Not in any life changing, memoir on Oprah’s book club kind of way, but screwed nonetheless. The eighties got Say Anything, Less Than Zero, The Breakfast Club, Pretty In Pink, and a number of solid, iconic coming of age films for the teenagers to sink their teeth into. What did I get? I got a recycled Los-Angelized version of a Shakespeare play and a movie about Seth Green realizing he is, in fact, a white suburbanite, and not a gansta.
Thanks, nineties.
The oughts didn’t have it much better. I can’t name a film made for the kids a decade behind me. You might be thinking, “So what? It was made for them, not you.” And you’d be right—but you’d be missing the point. I can name a dozen eighties movies about teenagers and young adults hitting an impasse and having to grow up. I cannot name ONE from the double zeros. I can name two from my own generation.
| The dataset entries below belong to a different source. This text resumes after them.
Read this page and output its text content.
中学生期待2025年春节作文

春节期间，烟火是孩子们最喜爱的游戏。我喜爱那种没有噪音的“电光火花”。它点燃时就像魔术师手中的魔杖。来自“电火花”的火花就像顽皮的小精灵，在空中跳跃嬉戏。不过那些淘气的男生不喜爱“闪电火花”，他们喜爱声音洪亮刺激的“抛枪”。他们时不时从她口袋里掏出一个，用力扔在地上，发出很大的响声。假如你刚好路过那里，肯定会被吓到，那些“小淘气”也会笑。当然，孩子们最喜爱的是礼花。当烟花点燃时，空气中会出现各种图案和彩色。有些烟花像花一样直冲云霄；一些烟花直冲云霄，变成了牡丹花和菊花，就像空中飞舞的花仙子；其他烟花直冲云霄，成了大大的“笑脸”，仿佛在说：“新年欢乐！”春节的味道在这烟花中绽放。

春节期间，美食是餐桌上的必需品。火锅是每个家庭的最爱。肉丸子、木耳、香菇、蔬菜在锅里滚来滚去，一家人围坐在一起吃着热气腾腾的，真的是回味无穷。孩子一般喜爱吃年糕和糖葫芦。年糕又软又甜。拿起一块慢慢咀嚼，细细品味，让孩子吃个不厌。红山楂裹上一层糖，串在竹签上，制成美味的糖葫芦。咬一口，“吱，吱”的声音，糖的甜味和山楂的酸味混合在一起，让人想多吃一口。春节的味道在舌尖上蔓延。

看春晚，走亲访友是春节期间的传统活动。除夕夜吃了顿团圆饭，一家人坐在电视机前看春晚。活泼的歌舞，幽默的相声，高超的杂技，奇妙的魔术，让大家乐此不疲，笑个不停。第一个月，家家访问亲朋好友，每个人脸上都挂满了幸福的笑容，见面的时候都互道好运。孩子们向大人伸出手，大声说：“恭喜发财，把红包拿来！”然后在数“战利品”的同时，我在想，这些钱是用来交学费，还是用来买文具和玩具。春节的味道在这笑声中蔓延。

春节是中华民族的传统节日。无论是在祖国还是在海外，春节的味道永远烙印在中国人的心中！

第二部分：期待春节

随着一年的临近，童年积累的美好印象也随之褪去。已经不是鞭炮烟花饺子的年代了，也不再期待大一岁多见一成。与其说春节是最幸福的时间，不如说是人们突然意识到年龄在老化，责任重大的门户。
The formula is pretty simple—you mix teenage angst, uncertainty, and hope for the future. Throw in a house party, maybe two. So how did so many generations fuck that up?
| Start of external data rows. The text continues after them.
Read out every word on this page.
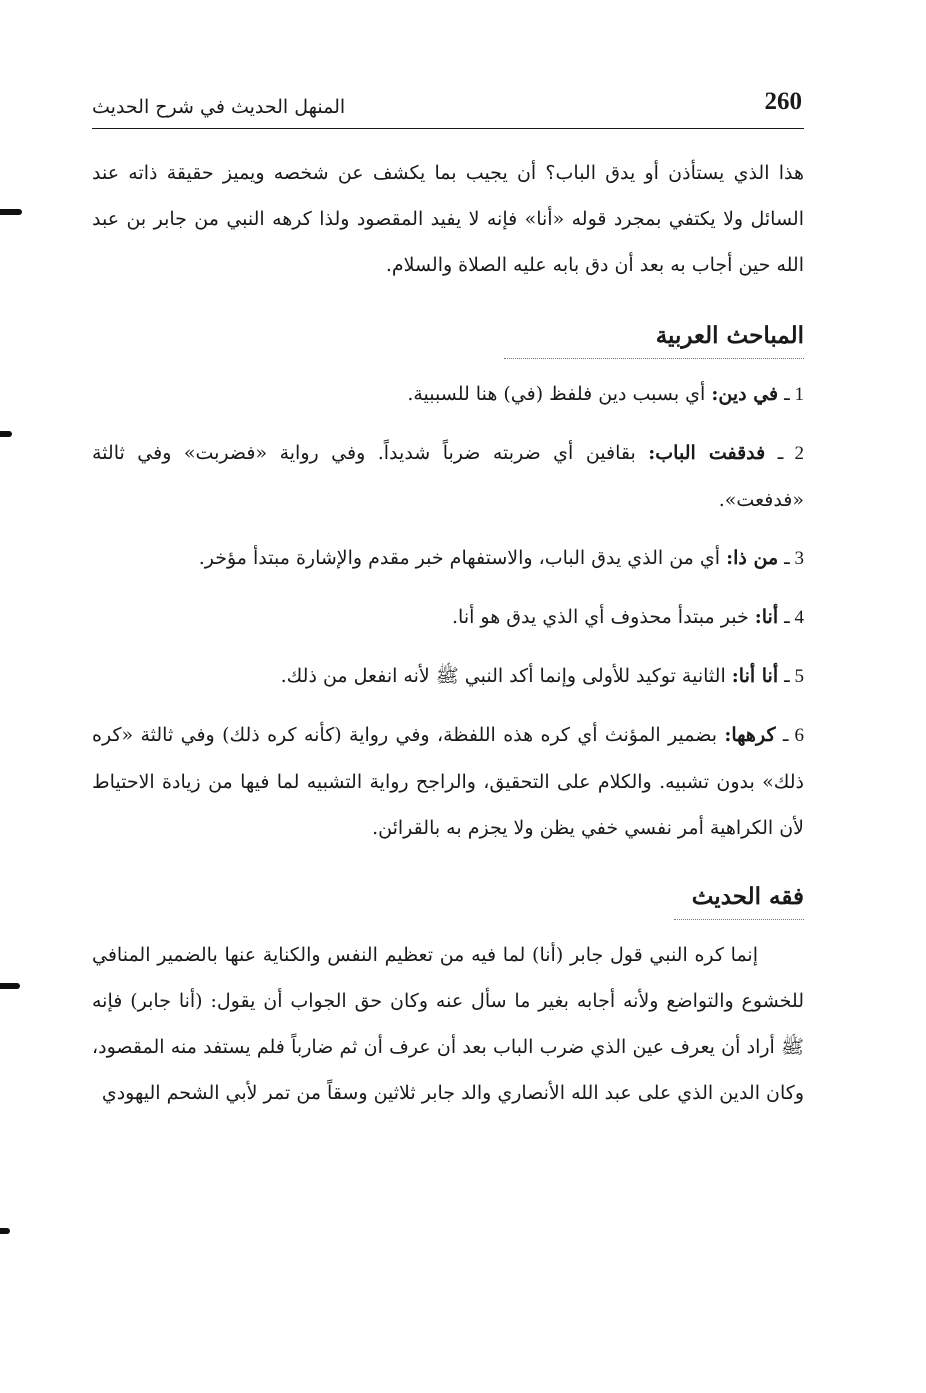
260
المنهل الحديث في شرح الحديث

هذا الذي يستأذن أو يدق الباب؟ أن يجيب بما يكشف عن شخصه ويميز حقيقة ذاته عند السائل ولا يكتفي بمجرد قوله «أنا» فإنه لا يفيد المقصود ولذا كرهه النبي من جابر بن عبد الله حين أجاب به بعد أن دق بابه عليه الصلاة والسلام.

المباحث العربية

1 ـ في دين: أي بسبب دين فلفظ (في) هنا للسببية.

2 ـ فدقفت الباب: بقافين أي ضربته ضرباً شديداً. وفي رواية «فضربت» وفي ثالثة «فدفعت».

3 ـ من ذا: أي من الذي يدق الباب، والاستفهام خبر مقدم والإشارة مبتدأ مؤخر.

4 ـ أنا: خبر مبتدأ محذوف أي الذي يدق هو أنا.

5 ـ أنا أنا: الثانية توكيد للأولى وإنما أكد النبي ﷺ لأنه انفعل من ذلك.

6 ـ كرهها: بضمير المؤنث أي كره هذه اللفظة، وفي رواية (كأنه كره ذلك) وفي ثالثة «كره ذلك» بدون تشبيه. والكلام على التحقيق، والراجح رواية التشبيه لما فيها من زيادة الاحتياط لأن الكراهية أمر نفسي خفي يظن ولا يجزم به بالقرائن.

فقه الحديث

إنما كره النبي قول جابر (أنا) لما فيه من تعظيم النفس والكناية عنها بالضمير المنافي للخشوع والتواضع ولأنه أجابه بغير ما سأل عنه وكان حق الجواب أن يقول: (أنا جابر) فإنه ﷺ أراد أن يعرف عين الذي ضرب الباب بعد أن عرف أن ثم ضارباً فلم يستفد منه المقصود، وكان الدين الذي على عبد الله الأنصاري والد جابر ثلاثين وسقاً من تمر لأبي الشحم اليهودي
You can mix this formula in varying ways to get the desired effect—you can have a deep, thoughtful movie like Less Than Zero, where hope is the main ingredient, nothing is uncertain to the viewer, but the characters just believe in something better so much that they never see the inevitable end coming. You can have a big helping of uncertainty and get an iconic character like Lloyd Dobler, standing outside Diane Court’s house with a boom box over his head playing Peter Gabriel. Lots of angst and you get Sixteen Candles. You’ve seen it a hundred times, but I bet if you’re over twenty-five you have a hard time keeping a straight face explaining that you love this movie about a girl who’s family forgot her birthday because her sister was getting married. But you love it, and that’s okay. It’s okay to think Andy should have ended up with Duckie and actually, it’s encouraged. If you have a soul you understand that the ending of Pretty In Pink was bullshit—but you’ll watch it again. Its okay.
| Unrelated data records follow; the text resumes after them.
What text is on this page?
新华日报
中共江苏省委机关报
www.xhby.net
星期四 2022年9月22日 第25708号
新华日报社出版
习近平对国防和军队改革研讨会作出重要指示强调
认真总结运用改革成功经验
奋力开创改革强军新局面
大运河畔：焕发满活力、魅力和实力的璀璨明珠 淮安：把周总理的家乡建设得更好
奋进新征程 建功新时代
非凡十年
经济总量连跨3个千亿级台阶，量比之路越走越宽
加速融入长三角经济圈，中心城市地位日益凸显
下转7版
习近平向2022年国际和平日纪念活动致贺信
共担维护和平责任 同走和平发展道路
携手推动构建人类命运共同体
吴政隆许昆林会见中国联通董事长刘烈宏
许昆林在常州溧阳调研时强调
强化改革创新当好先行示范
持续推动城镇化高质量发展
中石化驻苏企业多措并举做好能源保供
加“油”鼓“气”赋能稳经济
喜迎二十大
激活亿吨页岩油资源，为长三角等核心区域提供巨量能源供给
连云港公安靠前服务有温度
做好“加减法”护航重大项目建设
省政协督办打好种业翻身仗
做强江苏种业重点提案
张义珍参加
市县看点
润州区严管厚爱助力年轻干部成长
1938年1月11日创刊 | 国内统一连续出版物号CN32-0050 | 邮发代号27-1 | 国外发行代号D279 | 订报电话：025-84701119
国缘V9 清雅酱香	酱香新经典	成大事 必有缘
And I could go on—you’re probably already thinking about the movies I haven’t mentioned. You’re thinking, “The Breakfast Club! How could she write a blog about Brat Pack movies and barely mention The Breakfast Club?” The Breakfast Club, Saint Elmo’s Fire, Better Off Dead, the list of iconic films goes on, and they don’t lose their punch, whether you were a child of the eighties or not.
I don’t think I have some big, life changing, over arching point to this blog other than the fact that the eighties did something really special. John Hughes, Cameron Crowe, the Brat Pack…they were special.
By the way, whatever happened to Anthony Michael Hall?